Propaganda a parte, la notizia scuote gli animi e pone degli interrogativi. La segretaria del Partito Democratico Elly Schlein pensa alle persone ferite e ai loro parenti ed esprime «gratitudine, oltre che alle forze dell’ordine, anche ai quei cittadini che con coraggio hanno inseguito e fermato il responsabile». Il leader del Movimento 5 Stelle Giuseppe Conte spera «che si faccia rapidamente luce su quanto accaduto e che chi è responsabile paghi per questo folle gesto», mentre Matteo Renzi di Italia Viva si dice «sconvolto. È la prima volta che in Italia registriamo un drammatico evento di questo genere: occorre fare chiarezza subito e reagire tutti insieme con determinazione». A chiedere che sia fatta luce «accertando rapidamente fatti e responsabilità» è anche Angelo Bonelli di Avs. E il leader di +Europa Riccardo Magi esprime «massimo sostegno alle autorità cittadine a partire dal sindaco» e «gratitudine per i cittadini coraggiosi». Da Azione, Carlo Calenda solleva questioni sulla gestione della sicurezza. Esordisce: «Che si tratti di una situazione di squilibrio mentale o di terrorismo è troppo presto per dirlo». Poi aggiunge: «Non c’è dubbio però che manchi un’azione di prevenzione nel contenere persone che possono essere socialmente pericolose».

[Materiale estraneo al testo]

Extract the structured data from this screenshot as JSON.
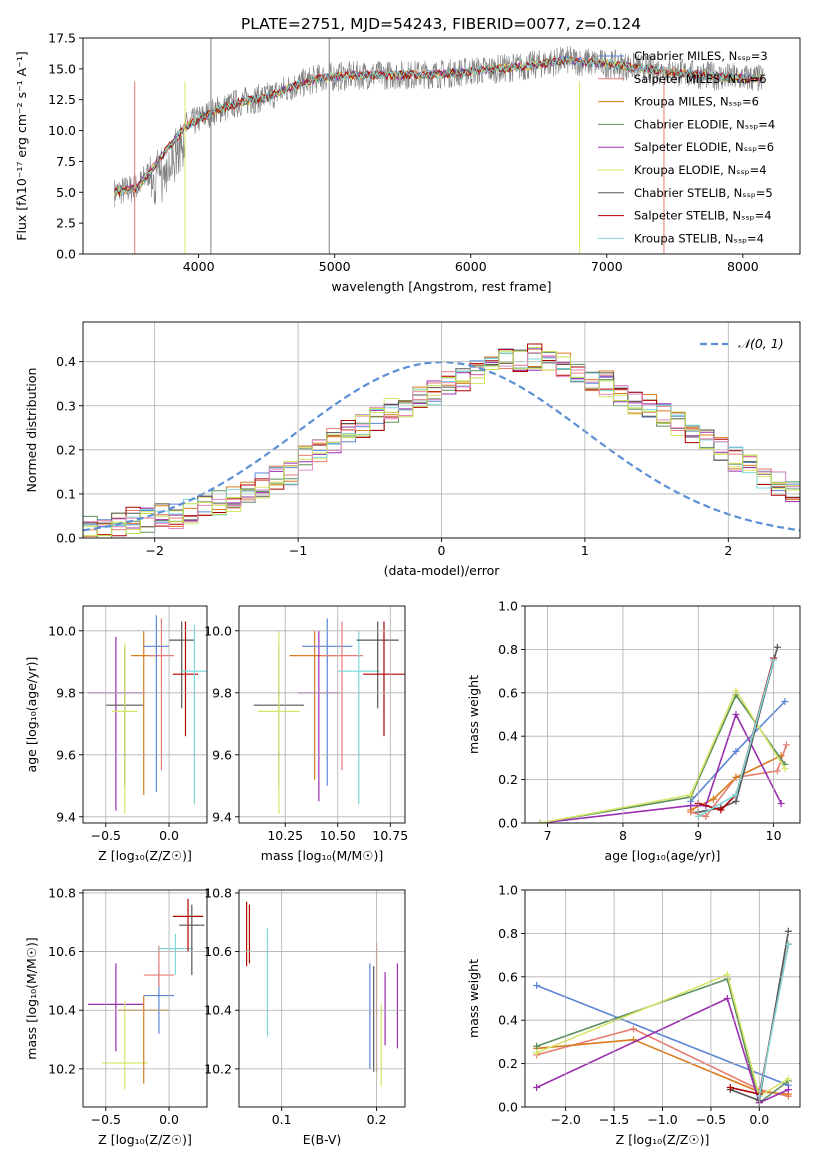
{
  "figure_title": "PLATE=2751, MJD=54243, FIBERID=0077, z=0.124",
  "colors": {
    "chabrier_miles": "#5b86d6",
    "salpeter_miles": "#e87d72",
    "kroupa_miles": "#d97a1c",
    "chabrier_elodie": "#5b8f5b",
    "salpeter_elodie": "#9b2fb0",
    "kroupa_elodie": "#d7e66a",
    "chabrier_stelib": "#555555",
    "salpeter_stelib": "#b00000",
    "kroupa_stelib": "#7fd8d8",
    "pink": "#e888c0",
    "lime": "#c0e050",
    "normal_curve": "#5b8fd6",
    "data_flux": "#808080",
    "grid": "#b0b0b0"
  },
  "chart_data": [
    {
      "type": "line",
      "id": "spectrum",
      "title": "PLATE=2751, MJD=54243, FIBERID=0077, z=0.124",
      "xlabel": "wavelength [Angstrom, rest frame]",
      "ylabel": "Flux [fλ10⁻¹⁷ erg cm⁻² s⁻¹ A⁻¹]",
      "xlim": [
        3150,
        8420
      ],
      "ylim": [
        0,
        17.5
      ],
      "xticks": [
        "4000",
        "5000",
        "6000",
        "7000",
        "8000"
      ],
      "yticks": [
        "0.0",
        "2.5",
        "5.0",
        "7.5",
        "10.0",
        "12.5",
        "15.0",
        "17.5"
      ],
      "grid": false,
      "legend_position": "top-right",
      "legend": [
        "Chabrier MILES, N_SSP=3",
        "Salpeter MILES, N_SSP=6",
        "Kroupa MILES, N_SSP=6",
        "Chabrier ELODIE, N_SSP=4",
        "Salpeter ELODIE, N_SSP=6",
        "Kroupa ELODIE, N_SSP=4",
        "Chabrier STELIB, N_SSP=5",
        "Salpeter STELIB, N_SSP=4",
        "Kroupa STELIB, N_SSP=4"
      ],
      "continuum_points": {
        "x": [
          3380,
          3550,
          3700,
          3900,
          4100,
          4300,
          4500,
          4700,
          4900,
          5200,
          5500,
          5800,
          6100,
          6400,
          6700,
          7000,
          7300,
          7600,
          7900,
          8150
        ],
        "y": [
          5.0,
          5.4,
          7.5,
          10.3,
          11.5,
          12.3,
          12.7,
          13.6,
          14.3,
          14.5,
          14.5,
          14.6,
          14.9,
          15.2,
          15.7,
          15.4,
          15.0,
          14.6,
          14.3,
          14.2
        ]
      }
    },
    {
      "type": "bar",
      "id": "residual-histogram",
      "xlabel": "(data-model)/error",
      "ylabel": "Normed distribution",
      "xlim": [
        -2.5,
        2.5
      ],
      "ylim": [
        0,
        0.49
      ],
      "xticks": [
        "−2",
        "−1",
        "0",
        "1",
        "2"
      ],
      "yticks": [
        "0.0",
        "0.1",
        "0.2",
        "0.3",
        "0.4"
      ],
      "grid": true,
      "legend_position": "top-right",
      "legend": [
        "𝒩(0, 1)"
      ],
      "bin_width": 0.1,
      "bin_start": -2.5,
      "series_values": [
        0.02,
        0.02,
        0.03,
        0.04,
        0.04,
        0.05,
        0.05,
        0.06,
        0.07,
        0.08,
        0.09,
        0.11,
        0.12,
        0.14,
        0.15,
        0.18,
        0.2,
        0.22,
        0.24,
        0.25,
        0.27,
        0.29,
        0.3,
        0.32,
        0.33,
        0.35,
        0.36,
        0.38,
        0.39,
        0.4,
        0.4,
        0.41,
        0.4,
        0.39,
        0.38,
        0.36,
        0.35,
        0.33,
        0.31,
        0.3,
        0.28,
        0.26,
        0.24,
        0.22,
        0.2,
        0.18,
        0.16,
        0.14,
        0.12,
        0.1,
        0.08,
        0.07,
        0.06,
        0.05,
        0.04,
        0.04,
        0.03,
        0.03,
        0.02,
        0.02
      ]
    },
    {
      "type": "scatter",
      "id": "age-vs-Z",
      "xlabel": "Z [log₁₀(Z/Z☉)]",
      "ylabel": "age  [log₁₀(age/yr)]",
      "xlim": [
        -0.68,
        0.3
      ],
      "ylim": [
        9.38,
        10.08
      ],
      "xticks": [
        "−0.5",
        "0.0"
      ],
      "yticks": [
        "9.4",
        "9.6",
        "9.8",
        "10.0"
      ],
      "grid": true,
      "points": [
        {
          "x": -0.42,
          "y": 9.8,
          "xerr": 0.22,
          "yerr": [
            9.42,
            9.98
          ],
          "color": "salpeter_elodie"
        },
        {
          "x": -0.35,
          "y": 9.76,
          "xerr": 0.15,
          "yerr": [
            9.5,
            9.95
          ],
          "color": "chabrier_stelib"
        },
        {
          "x": -0.35,
          "y": 9.74,
          "xerr": 0.1,
          "yerr": [
            9.41,
            9.96
          ],
          "color": "kroupa_elodie"
        },
        {
          "x": -0.2,
          "y": 9.92,
          "xerr": 0.1,
          "yerr": [
            9.47,
            10.0
          ],
          "color": "kroupa_miles"
        },
        {
          "x": -0.06,
          "y": 9.92,
          "xerr": 0.1,
          "yerr": [
            9.55,
            10.04
          ],
          "color": "salpeter_miles"
        },
        {
          "x": -0.1,
          "y": 9.95,
          "xerr": 0.1,
          "yerr": [
            9.48,
            10.05
          ],
          "color": "chabrier_miles"
        },
        {
          "x": 0.1,
          "y": 9.97,
          "xerr": 0.1,
          "yerr": [
            9.75,
            10.03
          ],
          "color": "chabrier_stelib"
        },
        {
          "x": 0.13,
          "y": 9.86,
          "xerr": 0.1,
          "yerr": [
            9.66,
            10.03
          ],
          "color": "salpeter_stelib"
        },
        {
          "x": 0.2,
          "y": 9.87,
          "xerr": 0.1,
          "yerr": [
            9.44,
            10.02
          ],
          "color": "kroupa_stelib"
        }
      ]
    },
    {
      "type": "scatter",
      "id": "age-vs-mass",
      "xlabel": "mass [log₁₀(M/M☉)]",
      "ylabel": "",
      "xlim": [
        10.03,
        10.82
      ],
      "ylim": [
        9.38,
        10.08
      ],
      "xticks": [
        "10.25",
        "10.50",
        "10.75"
      ],
      "yticks": [
        "9.4",
        "9.6",
        "9.8",
        "10.0"
      ],
      "grid": true,
      "points": [
        {
          "x": 10.22,
          "y": 9.76,
          "xerr": 0.12,
          "yerr": [
            9.5,
            9.95
          ],
          "color": "chabrier_stelib"
        },
        {
          "x": 10.22,
          "y": 9.74,
          "xerr": 0.1,
          "yerr": [
            9.41,
            10.0
          ],
          "color": "kroupa_elodie"
        },
        {
          "x": 10.39,
          "y": 9.92,
          "xerr": 0.12,
          "yerr": [
            9.52,
            10.0
          ],
          "color": "kroupa_miles"
        },
        {
          "x": 10.41,
          "y": 9.8,
          "xerr": 0.1,
          "yerr": [
            9.45,
            10.0
          ],
          "color": "salpeter_elodie"
        },
        {
          "x": 10.45,
          "y": 9.95,
          "xerr": 0.12,
          "yerr": [
            9.5,
            10.04
          ],
          "color": "chabrier_miles"
        },
        {
          "x": 10.52,
          "y": 9.92,
          "xerr": 0.1,
          "yerr": [
            9.55,
            10.03
          ],
          "color": "salpeter_miles"
        },
        {
          "x": 10.6,
          "y": 9.87,
          "xerr": 0.1,
          "yerr": [
            9.44,
            10.0
          ],
          "color": "kroupa_stelib"
        },
        {
          "x": 10.69,
          "y": 9.97,
          "xerr": 0.1,
          "yerr": [
            9.75,
            10.03
          ],
          "color": "chabrier_stelib"
        },
        {
          "x": 10.72,
          "y": 9.86,
          "xerr": 0.1,
          "yerr": [
            9.66,
            10.03
          ],
          "color": "salpeter_stelib"
        }
      ]
    },
    {
      "type": "line",
      "id": "massweight-vs-age",
      "xlabel": "age  [log₁₀(age/yr)]",
      "ylabel": "mass weight",
      "xlim": [
        6.7,
        10.35
      ],
      "ylim": [
        0,
        1.0
      ],
      "xticks": [
        "7",
        "8",
        "9",
        "10"
      ],
      "yticks": [
        "0.0",
        "0.2",
        "0.4",
        "0.6",
        "0.8",
        "1.0"
      ],
      "grid": true,
      "series": [
        {
          "color": "chabrier_miles",
          "x": [
            8.9,
            9.5,
            10.15
          ],
          "y": [
            0.1,
            0.33,
            0.56
          ]
        },
        {
          "color": "salpeter_miles",
          "x": [
            8.9,
            9.1,
            9.5,
            10.05,
            10.17
          ],
          "y": [
            0.05,
            0.03,
            0.21,
            0.24,
            0.36
          ]
        },
        {
          "color": "kroupa_miles",
          "x": [
            8.9,
            9.2,
            9.5,
            10.1
          ],
          "y": [
            0.06,
            0.11,
            0.21,
            0.31
          ]
        },
        {
          "color": "chabrier_elodie",
          "x": [
            6.9,
            8.9,
            9.5,
            10.15
          ],
          "y": [
            0.0,
            0.12,
            0.59,
            0.27
          ]
        },
        {
          "color": "salpeter_elodie",
          "x": [
            6.9,
            8.9,
            9.1,
            9.5,
            10.1
          ],
          "y": [
            0.0,
            0.08,
            0.08,
            0.5,
            0.09
          ]
        },
        {
          "color": "kroupa_elodie",
          "x": [
            6.9,
            8.9,
            9.5,
            10.15
          ],
          "y": [
            0.0,
            0.13,
            0.61,
            0.25
          ]
        },
        {
          "color": "chabrier_stelib",
          "x": [
            9.0,
            9.3,
            9.5,
            10.05
          ],
          "y": [
            0.05,
            0.07,
            0.1,
            0.81
          ]
        },
        {
          "color": "salpeter_stelib",
          "x": [
            9.0,
            9.3,
            9.5,
            10.0
          ],
          "y": [
            0.09,
            0.06,
            0.13,
            0.76
          ]
        },
        {
          "color": "kroupa_stelib",
          "x": [
            9.0,
            9.5,
            10.0
          ],
          "y": [
            0.03,
            0.13,
            0.75
          ]
        }
      ]
    },
    {
      "type": "scatter",
      "id": "mass-vs-Z",
      "xlabel": "Z [log₁₀(Z/Z☉)]",
      "ylabel": "mass [log₁₀(M/M☉)]",
      "xlim": [
        -0.68,
        0.3
      ],
      "ylim": [
        10.07,
        10.81
      ],
      "xticks": [
        "−0.5",
        "0.0"
      ],
      "yticks": [
        "10.2",
        "10.4",
        "10.6",
        "10.8"
      ],
      "grid": true,
      "points": [
        {
          "x": -0.42,
          "y": 10.42,
          "xerr": 0.22,
          "yerr": [
            10.26,
            10.56
          ],
          "color": "salpeter_elodie"
        },
        {
          "x": -0.35,
          "y": 10.22,
          "xerr": 0.18,
          "yerr": [
            10.13,
            10.43
          ],
          "color": "kroupa_elodie"
        },
        {
          "x": -0.2,
          "y": 10.4,
          "xerr": 0.2,
          "yerr": [
            10.15,
            10.45
          ],
          "color": "kroupa_miles"
        },
        {
          "x": -0.08,
          "y": 10.45,
          "xerr": 0.12,
          "yerr": [
            10.32,
            10.56
          ],
          "color": "chabrier_miles"
        },
        {
          "x": -0.08,
          "y": 10.52,
          "xerr": 0.12,
          "yerr": [
            10.48,
            10.62
          ],
          "color": "salpeter_miles"
        },
        {
          "x": 0.05,
          "y": 10.61,
          "xerr": 0.14,
          "yerr": [
            10.52,
            10.66
          ],
          "color": "kroupa_stelib"
        },
        {
          "x": 0.15,
          "y": 10.72,
          "xerr": 0.12,
          "yerr": [
            10.6,
            10.78
          ],
          "color": "salpeter_stelib"
        },
        {
          "x": 0.18,
          "y": 10.69,
          "xerr": 0.1,
          "yerr": [
            10.52,
            10.76
          ],
          "color": "chabrier_stelib"
        }
      ]
    },
    {
      "type": "scatter",
      "id": "mass-vs-EBV",
      "xlabel": "E(B-V)",
      "ylabel": "",
      "xlim": [
        0.055,
        0.23
      ],
      "ylim": [
        10.07,
        10.81
      ],
      "xticks": [
        "0.1",
        "0.2"
      ],
      "yticks": [
        "10.2",
        "10.4",
        "10.6",
        "10.8"
      ],
      "grid": true,
      "points": [
        {
          "x": 0.063,
          "y": 10.66,
          "yerr": [
            10.55,
            10.77
          ],
          "color": "salpeter_stelib"
        },
        {
          "x": 0.066,
          "y": 10.65,
          "yerr": [
            10.56,
            10.76
          ],
          "color": "salpeter_stelib"
        },
        {
          "x": 0.085,
          "y": 10.5,
          "yerr": [
            10.31,
            10.68
          ],
          "color": "kroupa_stelib"
        },
        {
          "x": 0.193,
          "y": 10.38,
          "yerr": [
            10.2,
            10.56
          ],
          "color": "chabrier_miles"
        },
        {
          "x": 0.197,
          "y": 10.37,
          "yerr": [
            10.19,
            10.55
          ],
          "color": "chabrier_stelib"
        },
        {
          "x": 0.2,
          "y": 10.42,
          "yerr": [
            10.19,
            10.63
          ],
          "color": "salpeter_miles"
        },
        {
          "x": 0.205,
          "y": 10.3,
          "yerr": [
            10.14,
            10.42
          ],
          "color": "kroupa_elodie"
        },
        {
          "x": 0.209,
          "y": 10.4,
          "yerr": [
            10.28,
            10.53
          ],
          "color": "salpeter_elodie"
        },
        {
          "x": 0.222,
          "y": 10.41,
          "yerr": [
            10.27,
            10.56
          ],
          "color": "salpeter_elodie"
        }
      ]
    },
    {
      "type": "line",
      "id": "massweight-vs-Z",
      "xlabel": "Z [log₁₀(Z/Z☉)]",
      "ylabel": "mass weight",
      "xlim": [
        -2.42,
        0.42
      ],
      "ylim": [
        0,
        1.0
      ],
      "xticks": [
        "−2.0",
        "−1.5",
        "−1.0",
        "−0.5",
        "0.0"
      ],
      "yticks": [
        "0.0",
        "0.2",
        "0.4",
        "0.6",
        "0.8",
        "1.0"
      ],
      "grid": true,
      "series": [
        {
          "color": "chabrier_miles",
          "x": [
            -2.3,
            0.3
          ],
          "y": [
            0.56,
            0.1
          ]
        },
        {
          "color": "salpeter_miles",
          "x": [
            -2.3,
            -1.3,
            0.0,
            0.3
          ],
          "y": [
            0.24,
            0.36,
            0.08,
            0.05
          ]
        },
        {
          "color": "kroupa_miles",
          "x": [
            -2.3,
            -1.3,
            0.0,
            0.3
          ],
          "y": [
            0.27,
            0.31,
            0.07,
            0.06
          ]
        },
        {
          "color": "chabrier_elodie",
          "x": [
            -2.3,
            -0.33,
            0.0,
            0.3
          ],
          "y": [
            0.28,
            0.59,
            0.02,
            0.12
          ]
        },
        {
          "color": "salpeter_elodie",
          "x": [
            -2.3,
            -0.33,
            0.0,
            0.3
          ],
          "y": [
            0.09,
            0.5,
            0.02,
            0.08
          ]
        },
        {
          "color": "kroupa_elodie",
          "x": [
            -2.3,
            -0.33,
            0.0,
            0.3
          ],
          "y": [
            0.25,
            0.61,
            0.05,
            0.13
          ]
        },
        {
          "color": "chabrier_stelib",
          "x": [
            -0.3,
            0.0,
            0.3
          ],
          "y": [
            0.08,
            0.03,
            0.81
          ]
        },
        {
          "color": "salpeter_stelib",
          "x": [
            -0.3,
            0.0,
            0.3
          ],
          "y": [
            0.09,
            0.06,
            0.75
          ]
        },
        {
          "color": "kroupa_stelib",
          "x": [
            0.0,
            0.3
          ],
          "y": [
            0.05,
            0.75
          ]
        }
      ]
    }
  ]
}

I messaggi di solidarietà si susseguono. I sindaci inviano messaggi di vicinanza al collega di Modena. Gli scrive, per citarne alcuni, il sindaco di Bologna Matteo Lepore, quello di Roma Roberto Gualteri, la prima cittadina di Firenze Sara Funaro.

Il mondo politico si mobilita. La ministra dell’Università Anna Maria Bernini sottolinea lo «sgomento di fronte a un episodio così grave» e la ministra per le Riforme istituzionali Elisabetta Casellati dice: «Questi fatti lasciano senza parole per la loro gravità».

Le parole vengono ponderate quasi da tutti: si cerca di capire i contorni della storia. Si condanna, certo. Ma senza strumentalizzare. A parte la Lega che tuona contro gli immigrati e i figli degli immigrati.